Accenture Launches E-Elections Business
There's money to be made helping local, state and federal governments, as well as foreign governments, modernize electoral processes.
IT and business consulting firm Accenture today launched a business that will deliver electronic election systems to the federal, state and local governments in the United States and to foreign governments.
Accenture officials say that, among other things, they hope the eDemocracy Services unit will cash in on new federal regulations that require states to modernize their electoral processes. The Help America Vote Act of 2002, which Congress passed in the wake of the 2000 presidential election, requires states to build electronic voter-registration databases and replace punch-card and lever systems with electronic systems in time for the November 2004 general elections. To date, Congress has authorized $1.5 billion in funding to subsidize state efforts to comply with the legislation.
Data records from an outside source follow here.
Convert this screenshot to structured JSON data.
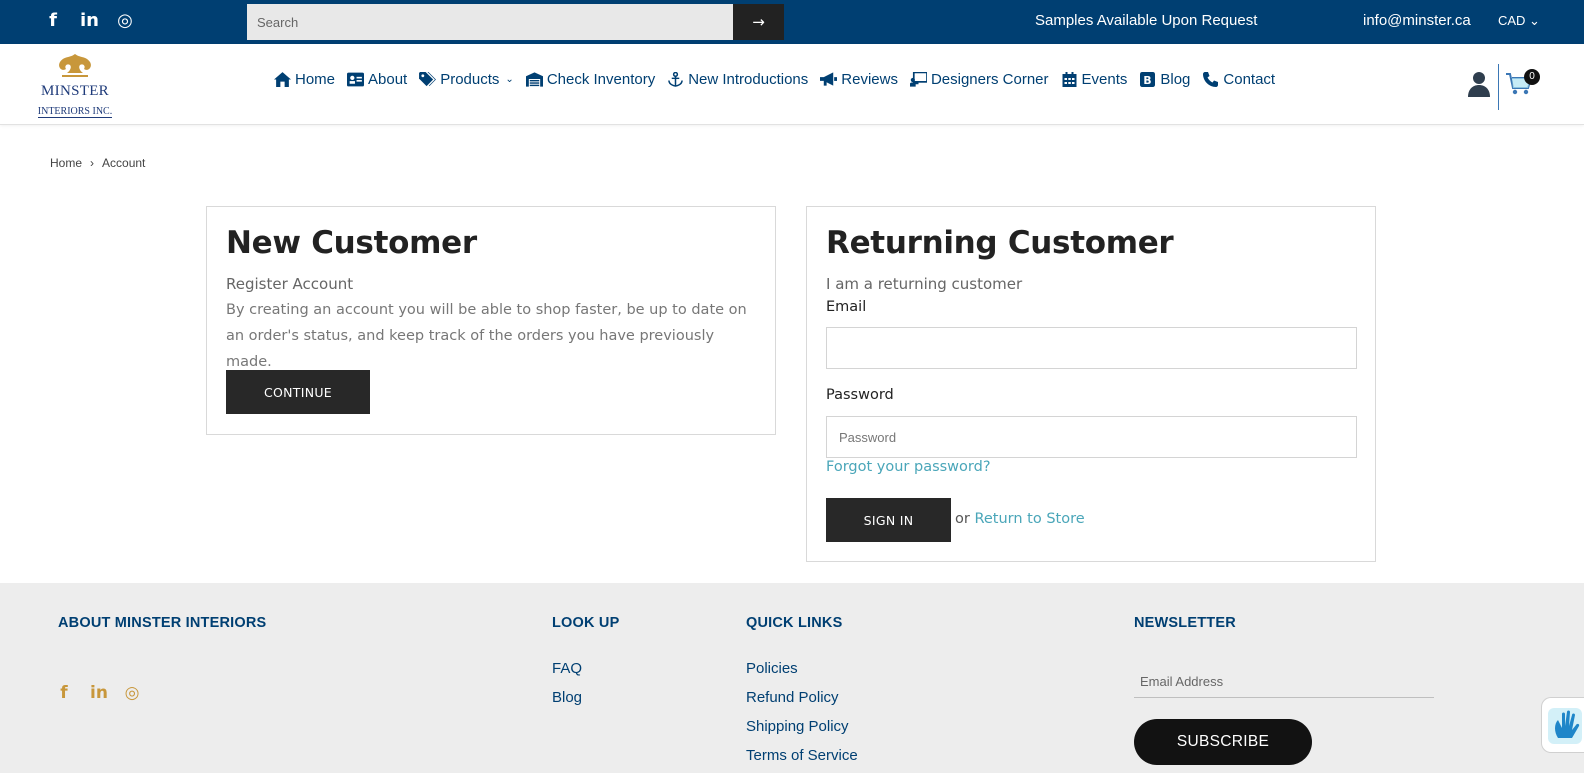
{
  "topbar": {
    "social": [
      {
        "name": "facebook-icon",
        "glyph": "f"
      },
      {
        "name": "linkedin-icon",
        "glyph": "in"
      },
      {
        "name": "instagram-icon",
        "glyph": "◎"
      }
    ],
    "search_placeholder": "Search",
    "search_button": "→",
    "samples_text": "Samples Available Upon Request",
    "email": "info@minster.ca",
    "currency": "CAD ⌄"
  },
  "header": {
    "logo_line1": "MINSTER",
    "logo_line2": "INTERIORS INC.",
    "nav": [
      {
        "label": "Home",
        "icon": "home-icon"
      },
      {
        "label": "About",
        "icon": "id-card-icon"
      },
      {
        "label": "Products",
        "icon": "tags-icon",
        "has_chevron": true
      },
      {
        "label": "Check Inventory",
        "icon": "warehouse-icon"
      },
      {
        "label": "New Introductions",
        "icon": "anchor-icon"
      },
      {
        "label": "Reviews",
        "icon": "megaphone-icon"
      },
      {
        "label": "Designers Corner",
        "icon": "chalkboard-icon"
      },
      {
        "label": "Events",
        "icon": "calendar-icon"
      },
      {
        "label": "Blog",
        "icon": "blog-icon"
      },
      {
        "label": "Contact",
        "icon": "phone-icon"
      }
    ],
    "cart_count": "0",
    "colors": {
      "brand": "#003f72",
      "accent_gold": "#c8973b",
      "teal_link": "#4aa6b9"
    }
  },
  "breadcrumb": {
    "home": "Home",
    "separator": "›",
    "current": "Account"
  },
  "new_customer": {
    "title": "New Customer",
    "subtitle": "Register Account",
    "description": "By creating an account you will be able to shop faster, be up to date on an order's status, and keep track of the orders you have previously made.",
    "button": "CONTINUE"
  },
  "returning_customer": {
    "title": "Returning Customer",
    "subtitle": "I am a returning customer",
    "email_label": "Email",
    "email_value": "",
    "password_label": "Password",
    "password_placeholder": "Password",
    "forgot_link": "Forgot your password?",
    "signin_button": "SIGN IN",
    "or_text": "or",
    "return_link": "Return to Store"
  },
  "footer": {
    "about_heading": "ABOUT MINSTER INTERIORS",
    "lookup_heading": "LOOK UP",
    "lookup_links": [
      "FAQ",
      "Blog"
    ],
    "quick_heading": "QUICK LINKS",
    "quick_links": [
      "Policies",
      "Refund Policy",
      "Shipping Policy",
      "Terms of Service"
    ],
    "newsletter_heading": "NEWSLETTER",
    "newsletter_placeholder": "Email Address",
    "subscribe_button": "SUBSCRIBE"
  }
}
Accenture is also working with the Department of Defense to build a system that will allow military personnel stationed overseas to vote over the Internet. Accenture says such a system will be in place for the 2004 elections. The company will use technology developed as part of a pilot program with the French government, under which French expatriates were able to vote online.
Accenture acquired much of the software and personnel that it will use to deliver its electoral services through its purchase earlier this month of Elections.com for an undisclosed sum. The company absorbed about 50 staffers from the dot-com, as well as applications that automate the voter registration process and election logistics such as the monitoring of ballot supplies. Accenture is working with Hart InterCivic Inc. and Verisign Inc. to develop authentication and security tools to ensure the integrity of online voting.
Still, officials at the company say the Internet won't become a standard medium for voting in this country anytime soon. "There's still a lot we need to work on, so it will be an evolutionary process," says Accenture partner Meg McLaughlin, who runs the company's new electoral business.